Turnover Rental – Why the Consternation

Mr Marc du Toit is the head of retail, Knight Frank Uganda

By Marc du Toit

Recent trends in the East African property retail sector have seen the introduction of turnover rentals, and this has created consternation among smaller retailers, particularly in Kampala.

Some retailers are averse to adopting Turnover rentals either for fear of disclosing their turnover figures to the landlord, or just fear of change from the normal practice of paying a fixed rent.

To other retailers, they perceive landlords as being greedy because they don’t fully understand (are unwilling to understand) the concept.

Ironically, however, the trend in more developed markets, which trend is rapidly gaining momentum in East Africa as well, is a preference for turnover rentals.

International retailers and retail best practice pushes for turnover rental agreements, as it has been proven to support the trade of retailers and leads to a more transparent relationship between the parties.

These parties are in actual fact partners, not only in bad times (when tenants default), but also in good times (where market factors drive up sales revenues and rental rates).

Getting to the crux of the matter, turnover rental in its basic form is a practice where the tenant pays a percentage of their sales revenue as rental. There are various methods by which this can be done:
Straight percentage of sales: Where rent paid is derived as a fixed percentage of monthly revenue. This is common practice in developments where retail is not the core business of the development and is, therefore, seen as adding value or experience to the core business.
Examples of this is casino developments and retail units in airports. In certain cases, poorly performing shopping centres also enter into such agreements with unique retailers, thereby limiting the retailer’s risk, incentivising their entry into the shopping centre to drive footfall and performance of the development and tenant mix.

Base rental or turnover rental, whichever is the greater. This is the most widely used practice internationally and allows for the base rental to be set at the investment return that the developer requires to achieve a sustainable development, and share in a percentage of the sales above the minimum threshold, if such development or store trades successfully.

Base rental and turnover rental: Are the least commonly used and mainly for large space users such as departmental stores who have a variety of products with various levels of profitability.

The tenant pays a base rental usually calculated at the bare minimum viability of the construction of the premises, and a percentage of the revenue generated from various product lines.

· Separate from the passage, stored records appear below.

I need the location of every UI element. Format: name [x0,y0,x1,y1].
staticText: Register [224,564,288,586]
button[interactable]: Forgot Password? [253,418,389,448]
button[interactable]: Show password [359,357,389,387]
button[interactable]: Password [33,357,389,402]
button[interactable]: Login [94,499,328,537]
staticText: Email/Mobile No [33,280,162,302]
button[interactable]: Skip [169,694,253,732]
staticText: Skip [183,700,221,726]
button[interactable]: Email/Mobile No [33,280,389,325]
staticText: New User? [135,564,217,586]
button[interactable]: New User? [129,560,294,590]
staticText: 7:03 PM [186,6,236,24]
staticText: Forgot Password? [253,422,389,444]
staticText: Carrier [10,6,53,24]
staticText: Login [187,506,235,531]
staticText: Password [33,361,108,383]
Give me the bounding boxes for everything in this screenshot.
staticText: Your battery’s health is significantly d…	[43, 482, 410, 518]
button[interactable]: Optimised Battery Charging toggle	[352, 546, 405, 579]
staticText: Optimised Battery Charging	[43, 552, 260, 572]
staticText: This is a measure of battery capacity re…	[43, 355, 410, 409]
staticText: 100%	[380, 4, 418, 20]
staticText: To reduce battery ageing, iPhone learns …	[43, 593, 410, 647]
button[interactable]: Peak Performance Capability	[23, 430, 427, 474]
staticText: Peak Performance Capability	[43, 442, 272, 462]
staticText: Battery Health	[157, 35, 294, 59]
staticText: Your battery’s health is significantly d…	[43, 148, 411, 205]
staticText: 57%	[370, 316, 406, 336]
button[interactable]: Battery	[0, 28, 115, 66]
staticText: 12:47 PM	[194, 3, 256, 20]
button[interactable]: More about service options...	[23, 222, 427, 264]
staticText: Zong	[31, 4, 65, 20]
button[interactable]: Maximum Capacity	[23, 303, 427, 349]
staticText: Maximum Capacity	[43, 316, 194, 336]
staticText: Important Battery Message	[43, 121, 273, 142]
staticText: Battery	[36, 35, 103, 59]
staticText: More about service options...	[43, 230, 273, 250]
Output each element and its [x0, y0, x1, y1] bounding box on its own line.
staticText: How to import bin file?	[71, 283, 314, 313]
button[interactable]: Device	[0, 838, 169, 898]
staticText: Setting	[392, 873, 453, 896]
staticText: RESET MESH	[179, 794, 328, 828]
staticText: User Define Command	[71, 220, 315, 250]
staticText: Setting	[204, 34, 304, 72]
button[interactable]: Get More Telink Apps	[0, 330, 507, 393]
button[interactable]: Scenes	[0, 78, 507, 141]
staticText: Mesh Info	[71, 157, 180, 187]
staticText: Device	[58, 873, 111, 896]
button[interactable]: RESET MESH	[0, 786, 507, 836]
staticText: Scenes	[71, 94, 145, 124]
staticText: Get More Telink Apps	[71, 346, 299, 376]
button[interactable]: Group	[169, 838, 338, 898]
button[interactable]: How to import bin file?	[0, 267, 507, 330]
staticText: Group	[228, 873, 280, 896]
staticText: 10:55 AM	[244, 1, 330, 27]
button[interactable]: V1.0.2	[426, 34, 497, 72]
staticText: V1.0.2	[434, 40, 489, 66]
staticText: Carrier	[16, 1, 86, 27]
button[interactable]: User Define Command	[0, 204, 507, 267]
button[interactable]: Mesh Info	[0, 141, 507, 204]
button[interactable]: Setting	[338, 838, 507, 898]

The choice of method used will depend on the type of tenant, bargaining strength, the opportunity to trade and viability of both parties.

So why is this concept growing and gaining popularity among international and more astute retailers?

Firstly, they understand the property development cycle, and principle that developments need to show a return for the developer, which return is a determinant of the base rental. They also realise that should the landlord’s return be pegged to the sales revenue generated by the store, they will be incentivised and have an interest in ensuring that the shopping centre performs well, is well maintained and serviced.

The landlord will also retain tenants and market the shopping centre to the best of their ability to ensure maximum trading density and foot traffic to the mall, which in turn drives up revenues, and everybody wins. A real partnership is formed whereby both parties are looking after each other’s interests.

The sharing or disclosure of sales revenue data is to allow the landlord to manage his property with real time information, thereby analysing what impact management decisions on various aspects of mall management and marketing are having on the revenues of their tenants, and allow them to adjust their strategy accordingly for positive results.

The long-term advantage is that rental negotiations are based on objective and real information and the ability to trade versus emotional subjective opinions. The resistance to this best practice by some retailers can only be based on incorrect interpretation of the principle, lack of understanding of corporate governance and statutory requirements or the fact that they are performing better than they would like the landlord to know.

In conclusion, turnover rentals are becoming the exception rather than the norm in this region, which has been slow in adopting it. But best practice and the increased interest from foreign retailers into our market is rapidly changing the local practice, as they understand and appreciate the advantages of the concept.

Turnover rentals are a reality, and as the Kampala retail market grows and matures at the rate it is, can only be a matter of when and not if it will be fully adopted by all landlords, and tenants.

Such data will also allow us to acquire measurable performance indicators, which are critical to the growth of the retail sector. As Peter Drucker, the Management Thinker said, “You can’t manage what you can’t measure.”